Hard to credit? And you have to wonder what was going through the mind of the sniggering Ben Sherman zitfest as he said (rather hesitantly as all twelve or thirteen stone of me barreled past at around twelve kilometres an hour) “Dude… looks like… a lady.”
Now, that song was sung by this chap:
I can confidently say, strikingly ugly as he is, Steve Tyler looks considerably more like a lady than I do. Especially in the video for Pink where, rubbery lips and all, he’d nonetheless stir the loins of the most ardent heterosexual.
So what exactly was going through the wee chav’s head when he said that? Are there people in Witney who can only get the BBC and the Home Service, and had he therefore heard the Aerosmith lyric from a cool mate in Botley, not knowing its true provenance? Does he not watch any programmes from the last, oh, thirty years, where long hair is the norm?
What’s the motivation for insulting and demeaning people in this, quite specific, manner?
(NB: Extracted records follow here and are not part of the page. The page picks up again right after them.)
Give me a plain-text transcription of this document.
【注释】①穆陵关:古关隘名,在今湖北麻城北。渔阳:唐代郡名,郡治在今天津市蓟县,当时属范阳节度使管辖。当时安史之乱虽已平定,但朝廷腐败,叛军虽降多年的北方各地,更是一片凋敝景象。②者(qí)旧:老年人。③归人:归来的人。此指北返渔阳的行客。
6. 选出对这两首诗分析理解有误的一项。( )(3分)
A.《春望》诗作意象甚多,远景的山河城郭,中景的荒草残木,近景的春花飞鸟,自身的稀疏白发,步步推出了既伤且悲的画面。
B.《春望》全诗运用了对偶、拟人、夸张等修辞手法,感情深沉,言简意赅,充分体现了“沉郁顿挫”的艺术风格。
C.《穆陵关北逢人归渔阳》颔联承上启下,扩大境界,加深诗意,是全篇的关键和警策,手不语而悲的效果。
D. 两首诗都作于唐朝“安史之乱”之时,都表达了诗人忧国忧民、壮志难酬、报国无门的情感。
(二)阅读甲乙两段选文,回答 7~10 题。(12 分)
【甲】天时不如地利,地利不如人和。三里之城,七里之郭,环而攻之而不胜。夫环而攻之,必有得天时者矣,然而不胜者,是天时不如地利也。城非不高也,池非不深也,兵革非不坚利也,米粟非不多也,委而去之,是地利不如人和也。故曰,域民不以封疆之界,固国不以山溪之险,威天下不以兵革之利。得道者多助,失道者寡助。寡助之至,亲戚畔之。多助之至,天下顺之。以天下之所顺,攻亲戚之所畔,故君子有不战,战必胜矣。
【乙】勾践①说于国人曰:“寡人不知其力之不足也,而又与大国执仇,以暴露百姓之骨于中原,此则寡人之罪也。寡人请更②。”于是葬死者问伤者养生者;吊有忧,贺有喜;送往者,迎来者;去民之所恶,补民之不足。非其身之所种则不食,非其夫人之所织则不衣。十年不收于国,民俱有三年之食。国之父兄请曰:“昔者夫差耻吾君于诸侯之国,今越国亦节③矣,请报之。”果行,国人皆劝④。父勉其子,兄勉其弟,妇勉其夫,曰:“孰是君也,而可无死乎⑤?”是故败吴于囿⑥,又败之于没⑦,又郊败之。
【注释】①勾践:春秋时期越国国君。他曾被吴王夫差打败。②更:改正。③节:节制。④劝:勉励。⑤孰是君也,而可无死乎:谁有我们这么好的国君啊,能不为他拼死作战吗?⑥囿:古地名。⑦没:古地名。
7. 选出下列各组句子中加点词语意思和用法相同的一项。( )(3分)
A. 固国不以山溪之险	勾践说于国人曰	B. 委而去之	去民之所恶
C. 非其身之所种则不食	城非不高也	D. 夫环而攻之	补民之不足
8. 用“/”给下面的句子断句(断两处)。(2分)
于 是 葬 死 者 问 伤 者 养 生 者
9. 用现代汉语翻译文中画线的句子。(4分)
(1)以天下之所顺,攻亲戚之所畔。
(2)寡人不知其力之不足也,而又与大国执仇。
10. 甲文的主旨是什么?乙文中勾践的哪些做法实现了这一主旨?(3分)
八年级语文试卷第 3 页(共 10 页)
Is it in the same category as shouting at cyclists and whistling at pretty women; by which I mean, fear and a determination to wrestle back the control of common space that they’ve somehow taken from you? Is it that same sort of “how come oppressed people get special societies when we only get one, er, the default one?” that propels white, lower middle-class, trouble-making blockheads who can’t debate or lobby properly into Fatheads4Justice?
I’ve said this before, but I do wonder what sort of reaction David Cameron would get if he tried his Notting Hill antics among the people who elected him. Since thinking about it last I’ve decided that the cycling probably wouldn’t generate the same reaction as it does for the rest of us—to wit, “Get off the road”, “There’s a cycle path over there!” and “Beep bi-bi-bi-bi-bip beeeep!”—because “Fleet of Jags” Cameron will have his massive fume-belching entourage round him, a cage of cages to keep him safe from such those proles who put a cross by his name.
More likely, though, is that he’ll find no shortage of people interested in a line or two of coke. Not that I think for one minute that David Cameron has ever used the drug, whatever Dennis Skinner might have shouted across the Commons floor. Cocaine, as we all know, gives one overinflated feelings of self-importance, unhealthy and inappropriate self-assurance leading to grandiose and ill-thought out actions and reactions, and ruins one’s judgment when it comes to either formulating coherent plans or being able to decide between existing ones. David Cameron is clearly clean as a whistle.